I think the change we're talking about with pocket-size internet-connected computers (a more accurate description than "smart phone") is only one aspect of the change wrought by the World Wide Web. Since the late 1990s or so it has made a difference comparable to the introduction of radio or television.

Right -- I'm not on the "never invented" side. It's just that oftentimes the voices that are saying "Wait a minute here" go unheard, and we don't end up counting the cost before proceeding. That leaves us unprepared for the negative ramifications.

My father used to say, back in the late 1970s or early 1980s when federal agencies like OSHA were under a lot of criticism for unreasonable requirements, that if OSHA had been around for the invention of the automobile the latter would never have succeeded. Certainly if they could have correctly projected the number of traffic deaths (ca 40,000 a year until fairly recently, now running more like 35,000), it would have been considered unacceptable.

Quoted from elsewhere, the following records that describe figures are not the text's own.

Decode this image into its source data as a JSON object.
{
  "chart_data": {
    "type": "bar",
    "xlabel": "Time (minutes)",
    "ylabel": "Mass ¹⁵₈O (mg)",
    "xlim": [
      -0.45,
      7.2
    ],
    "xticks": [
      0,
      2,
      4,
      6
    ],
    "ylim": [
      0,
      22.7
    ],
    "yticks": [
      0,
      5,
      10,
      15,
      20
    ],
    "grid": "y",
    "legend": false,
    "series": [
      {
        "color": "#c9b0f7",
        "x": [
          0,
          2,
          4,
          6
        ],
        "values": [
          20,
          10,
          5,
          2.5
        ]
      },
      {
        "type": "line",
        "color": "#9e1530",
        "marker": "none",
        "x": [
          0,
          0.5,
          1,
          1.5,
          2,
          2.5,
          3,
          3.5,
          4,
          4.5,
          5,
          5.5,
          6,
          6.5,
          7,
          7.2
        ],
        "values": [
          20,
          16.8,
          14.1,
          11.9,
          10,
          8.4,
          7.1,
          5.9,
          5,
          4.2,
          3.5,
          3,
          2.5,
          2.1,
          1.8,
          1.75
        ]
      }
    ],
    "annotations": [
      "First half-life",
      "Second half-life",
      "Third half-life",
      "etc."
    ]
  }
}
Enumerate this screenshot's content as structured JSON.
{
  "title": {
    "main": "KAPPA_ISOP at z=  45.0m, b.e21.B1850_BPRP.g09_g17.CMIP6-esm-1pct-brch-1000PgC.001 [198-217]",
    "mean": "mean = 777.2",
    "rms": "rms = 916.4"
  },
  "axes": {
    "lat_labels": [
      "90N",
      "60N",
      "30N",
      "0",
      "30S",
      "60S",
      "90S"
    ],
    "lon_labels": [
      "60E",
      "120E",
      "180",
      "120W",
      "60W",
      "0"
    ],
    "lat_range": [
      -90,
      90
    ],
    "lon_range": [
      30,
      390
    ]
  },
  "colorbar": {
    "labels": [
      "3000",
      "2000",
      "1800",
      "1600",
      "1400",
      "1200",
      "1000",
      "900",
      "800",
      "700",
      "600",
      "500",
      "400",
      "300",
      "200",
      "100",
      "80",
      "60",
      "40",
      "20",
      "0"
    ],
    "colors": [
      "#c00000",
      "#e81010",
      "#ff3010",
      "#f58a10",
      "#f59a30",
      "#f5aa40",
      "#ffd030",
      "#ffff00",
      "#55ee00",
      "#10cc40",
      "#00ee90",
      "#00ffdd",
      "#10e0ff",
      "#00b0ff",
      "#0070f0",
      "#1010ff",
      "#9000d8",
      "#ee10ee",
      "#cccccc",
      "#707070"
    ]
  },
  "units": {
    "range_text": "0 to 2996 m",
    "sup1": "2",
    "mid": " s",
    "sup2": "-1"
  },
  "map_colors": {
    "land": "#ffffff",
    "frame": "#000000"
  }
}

"Wait a minute" actually does get a lot of purchase now where there are environmental concerns. But not much with, say, surrogate motherhood. But there's a large noisy contingent that will slam you as "anti-science" if you try to stop something favored by liberals.

Re daydreaming, Louise, that's a habit that helped make me the underachiever that I am

oh. Is *that* my problem? LOL!

But at least day-dreaming (when you're stuck somewhere and cannot do anything useful) is using one's own brain.

I deplore the tendency of people to text and drive at the same time. That's where the addictive quality of gadgetry becomes very dangerous.

I call my GPS by his brand name "Tomtom." I say to the kids "would you get Tomtom for me?" and then later ask them to "put him away." But I pride myself on my navigating abilities too much to overuse him. :) Plus, frankly, sometimes he just leads me up the garden path! I would rather have maps really.

Texting while driving is illegal in a lot of places in the U.S. I've never had a GPS. I think it would take some getting used to.

texting while driving is illegal in Texas only in school zones

Btw, Louise, would you post the link to your blog? I didn't bookmark it and was just using the browser's memory of it to find it, but that's been cleared and now I can't find it.